Minister Coveney spoke to the issue of Iran’s influence in the region amongst the Houthi in Yemen, “I emphasised Ireland’s full support to the work of UN Special Envoy for Yemen, Martin Griffiths, and the importance that we attach to all parties agreeing to a negotiated solution to the conflict. It is unacceptable that 24 million Yemenis are in need of humanitarian assistance and that half of Yemeni children under 5 suffer from acute malnutrition. Political will is needed to end the conflict and all those with influence should encourage the parties to engage seriously and urgently with the efforts of the Special Envoy.”
“I also highlighted the need for progress in Syria, under the terms of Security Council Resolution 2254. Ireland has a key role on the Security Council along with Norway in ensuring ongoing humanitarian aid to all those in need in Syria and I asked Minister Zarif for Iran’s support in our work on this file. We discussed Afghanistan, where Ireland and Iran share concerns at the increase in violence in recent months and urge all parties to the negotiations to renew their commitment to making progress on a comprehensive peace deal.”
Shared Concern Over Plight of the Palestinian People
A significant topic of the discussions between Minister Coveney and Foreign Affairs Minister Javad Zarif focused on the status of the Palestinian people and the Occupied Territories. Minister Coveney spoke encouragingly about the shared Irish-Iranian concern for the Palestinian people:
“Minister Zarif and I also welcomed the forthcoming Palestinian elections and noted the importance of all parties engaging in a constructive and transparent manner. The holding of elections in the West Bank, East Jerusalem, and in Gaza is a crucial step towards Palestinian unity and reconciliation, giving a voice to Palestinians throughout the occupied Palestinian territory, and renewing the legitimacy of national institutions, including a democratically elected Parliament and Government.
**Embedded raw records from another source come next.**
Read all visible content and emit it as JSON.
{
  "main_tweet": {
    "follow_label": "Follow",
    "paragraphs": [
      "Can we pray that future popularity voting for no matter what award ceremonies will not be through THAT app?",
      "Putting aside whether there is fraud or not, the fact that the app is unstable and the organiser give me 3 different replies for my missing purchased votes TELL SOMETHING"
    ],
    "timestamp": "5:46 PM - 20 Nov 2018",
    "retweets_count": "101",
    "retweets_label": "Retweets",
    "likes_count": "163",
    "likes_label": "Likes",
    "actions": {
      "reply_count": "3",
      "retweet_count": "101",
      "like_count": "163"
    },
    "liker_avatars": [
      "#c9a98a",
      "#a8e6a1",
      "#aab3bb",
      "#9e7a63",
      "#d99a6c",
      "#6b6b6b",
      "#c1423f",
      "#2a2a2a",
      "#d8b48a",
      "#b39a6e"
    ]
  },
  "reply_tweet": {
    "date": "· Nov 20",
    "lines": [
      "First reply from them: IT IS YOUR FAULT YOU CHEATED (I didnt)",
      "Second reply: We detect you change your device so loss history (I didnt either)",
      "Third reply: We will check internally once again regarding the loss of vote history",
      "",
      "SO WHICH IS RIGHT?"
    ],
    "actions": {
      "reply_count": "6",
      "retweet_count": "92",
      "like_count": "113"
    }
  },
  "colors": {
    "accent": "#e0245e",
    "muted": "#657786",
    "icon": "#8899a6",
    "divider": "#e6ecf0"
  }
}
I reiterated Ireland’s firm commitment to a negotiated two-state solution that ends the occupation that began in 1967; with Jerusalem as the capital of both States, on the basis of international law, including relevant UN Security Council resolutions.
Minister Coveney also discussed recent developments in Ireland, the EU and Iran with President Rouhani and Minister Zarif. These discussions touched on the Covid-19 pandemic, access to vaccines and well as political and economic developments and human rights issues.